Not a UFO. A giant inflatable donut in space!

A new inflatable heat shield design from NASA and United Launch Alliance might be the key to safely landing the huge interplanetary spaceships humanity will need one day, if we are going to colonize Mars. The new heat shield – now being developed and soon-to-be tested – looks like a flying saucer, straight out of a 1950s thriller sci-fi movie.

The new shield – called the Hypersonic Inflatable Aerodynamic Decelerator (HIAD) – has been in the works for several years. It consists of a set of super strong balloons, built to withstand the extreme heat of an atmospheric re-entry. When lashed together, the structure looks a whole lot like a classic saucer-shaped UFO. NASA describes it like this:

The HIAD design consists of an inflatable structure that maintains its shape against the drag forces, and a protective flexible thermal protection system that withstands the heat of reentry. The inflatable structure is constructed with a stack of pressurized concentric rings, or tori, that are strapped together to form an exceptionally strong blunt cone-shaped structure.

The test mission – LOFTID (the Low-Earth Orbit Flight Test of an Inflatable Decelerator) – will fly to space aboard a ULA Atlas V 401 rocket. It’ll launch from Vandenberg Space Force Base in California no earlier than November 1, 2022. NASA will provide live coverage of the launch.

What goes up must come down

The test mission is hitching a ride with a NOAA weather satellite. Once the main payload is deployed to orbit, the heat shield will balloon to its full 6-meter (19.7-foot) diameter and launch a beacon to transmit test telemetry.

The UFO-like saucer will then fall to Earth on a spin-stabilized path called a ballistic trajectory. It’s due to splash down off the coast of Hawaii in the Pacific Ocean. And it’ll eject its data recorder before hitting the water.

Conquering the Red Planet

Space engineers believe that an enormous heat shield like HIAD will be needed, when humanity begins making its way to Mars and beyond … not just to visit, but to stay. NASA said in a statement:

Since HIAD technology is larger than traditional aeroshells, it creates more drag and starts the deceleration process in the upper reaches of the atmosphere, allowing not only heavier payloads, but also landing at higher altitudes.

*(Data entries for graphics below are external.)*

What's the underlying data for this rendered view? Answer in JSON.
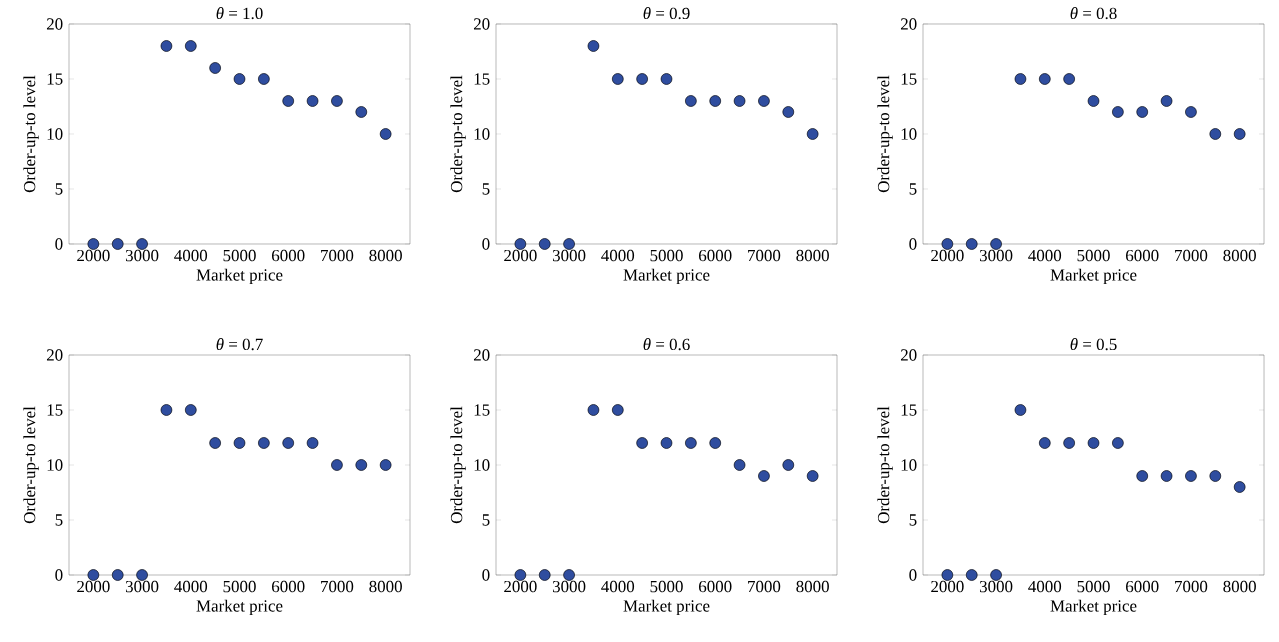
{
  "chart_data": [
    {
      "type": "scatter",
      "title": "*θ* = 1.0",
      "xlabel": "Market price",
      "ylabel": "Order-up-to level",
      "color": "#2f4d9f",
      "marker": "circle",
      "xlim": [
        1500,
        8500
      ],
      "ylim": [
        0,
        20
      ],
      "xticks": [
        2000,
        3000,
        4000,
        5000,
        6000,
        7000,
        8000
      ],
      "yticks": [
        0,
        5,
        10,
        15,
        20
      ],
      "x": [
        2000,
        2500,
        3000,
        3500,
        4000,
        4500,
        5000,
        5500,
        6000,
        6500,
        7000,
        7500,
        8000
      ],
      "values": [
        0,
        0,
        0,
        18,
        18,
        16,
        15,
        15,
        13,
        13,
        13,
        12,
        10
      ]
    },
    {
      "type": "scatter",
      "title": "*θ* = 0.9",
      "xlabel": "Market price",
      "ylabel": "Order-up-to level",
      "color": "#2f4d9f",
      "marker": "circle",
      "xlim": [
        1500,
        8500
      ],
      "ylim": [
        0,
        20
      ],
      "xticks": [
        2000,
        3000,
        4000,
        5000,
        6000,
        7000,
        8000
      ],
      "yticks": [
        0,
        5,
        10,
        15,
        20
      ],
      "x": [
        2000,
        2500,
        3000,
        3500,
        4000,
        4500,
        5000,
        5500,
        6000,
        6500,
        7000,
        7500,
        8000
      ],
      "values": [
        0,
        0,
        0,
        18,
        15,
        15,
        15,
        13,
        13,
        13,
        13,
        12,
        10
      ]
    },
    {
      "type": "scatter",
      "title": "*θ* = 0.8",
      "xlabel": "Market price",
      "ylabel": "Order-up-to level",
      "color": "#2f4d9f",
      "marker": "circle",
      "xlim": [
        1500,
        8500
      ],
      "ylim": [
        0,
        20
      ],
      "xticks": [
        2000,
        3000,
        4000,
        5000,
        6000,
        7000,
        8000
      ],
      "yticks": [
        0,
        5,
        10,
        15,
        20
      ],
      "x": [
        2000,
        2500,
        3000,
        3500,
        4000,
        4500,
        5000,
        5500,
        6000,
        6500,
        7000,
        7500,
        8000
      ],
      "values": [
        0,
        0,
        0,
        15,
        15,
        15,
        13,
        12,
        12,
        13,
        12,
        10,
        10
      ]
    },
    {
      "type": "scatter",
      "title": "*θ* = 0.7",
      "xlabel": "Market price",
      "ylabel": "Order-up-to level",
      "color": "#2f4d9f",
      "marker": "circle",
      "xlim": [
        1500,
        8500
      ],
      "ylim": [
        0,
        20
      ],
      "xticks": [
        2000,
        3000,
        4000,
        5000,
        6000,
        7000,
        8000
      ],
      "yticks": [
        0,
        5,
        10,
        15,
        20
      ],
      "x": [
        2000,
        2500,
        3000,
        3500,
        4000,
        4500,
        5000,
        5500,
        6000,
        6500,
        7000,
        7500,
        8000
      ],
      "values": [
        0,
        0,
        0,
        15,
        15,
        12,
        12,
        12,
        12,
        12,
        10,
        10,
        10
      ]
    },
    {
      "type": "scatter",
      "title": "*θ* = 0.6",
      "xlabel": "Market price",
      "ylabel": "Order-up-to level",
      "color": "#2f4d9f",
      "marker": "circle",
      "xlim": [
        1500,
        8500
      ],
      "ylim": [
        0,
        20
      ],
      "xticks": [
        2000,
        3000,
        4000,
        5000,
        6000,
        7000,
        8000
      ],
      "yticks": [
        0,
        5,
        10,
        15,
        20
      ],
      "x": [
        2000,
        2500,
        3000,
        3500,
        4000,
        4500,
        5000,
        5500,
        6000,
        6500,
        7000,
        7500,
        8000
      ],
      "values": [
        0,
        0,
        0,
        15,
        15,
        12,
        12,
        12,
        12,
        10,
        9,
        10,
        9
      ]
    },
    {
      "type": "scatter",
      "title": "*θ* = 0.5",
      "xlabel": "Market price",
      "ylabel": "Order-up-to level",
      "color": "#2f4d9f",
      "marker": "circle",
      "xlim": [
        1500,
        8500
      ],
      "ylim": [
        0,
        20
      ],
      "xticks": [
        2000,
        3000,
        4000,
        5000,
        6000,
        7000,
        8000
      ],
      "yticks": [
        0,
        5,
        10,
        15,
        20
      ],
      "x": [
        2000,
        2500,
        3000,
        3500,
        4000,
        4500,
        5000,
        5500,
        6000,
        6500,
        7000,
        7500,
        8000
      ],
      "values": [
        0,
        0,
        0,
        15,
        12,
        12,
        12,
        12,
        9,
        9,
        9,
        9,
        8
      ]
    }
  ]
}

The key there is the word heavier. A heat shield like HIAD will allow, for example, large satellites now sitting dead in Earth-orbit, to be returned intact to Earth for refurbishment and recycling. And the powerful heat shield will also make possible for big heavy cargo ships to land on Mars, carrying the masses of equipment humanity will need to face the rigors of the Red Planet. NASA said:

The atmosphere of Mars is much less dense than that of Earth and provides an extreme challenge for aerodynamic deceleration. The atmosphere is thick enough to provide some drag, but too thin to decelerate the spacecraft as quickly as it would in Earth’s atmosphere.

HIAD bridges that gap, providing better braking than conventional shields over a much larger area.

It’ll be useful for both robotic and manned missions, NASA said.

Bottom line: NASA and the United Launch Alliance will test an innovative inflatable heat shield design in early November 2022.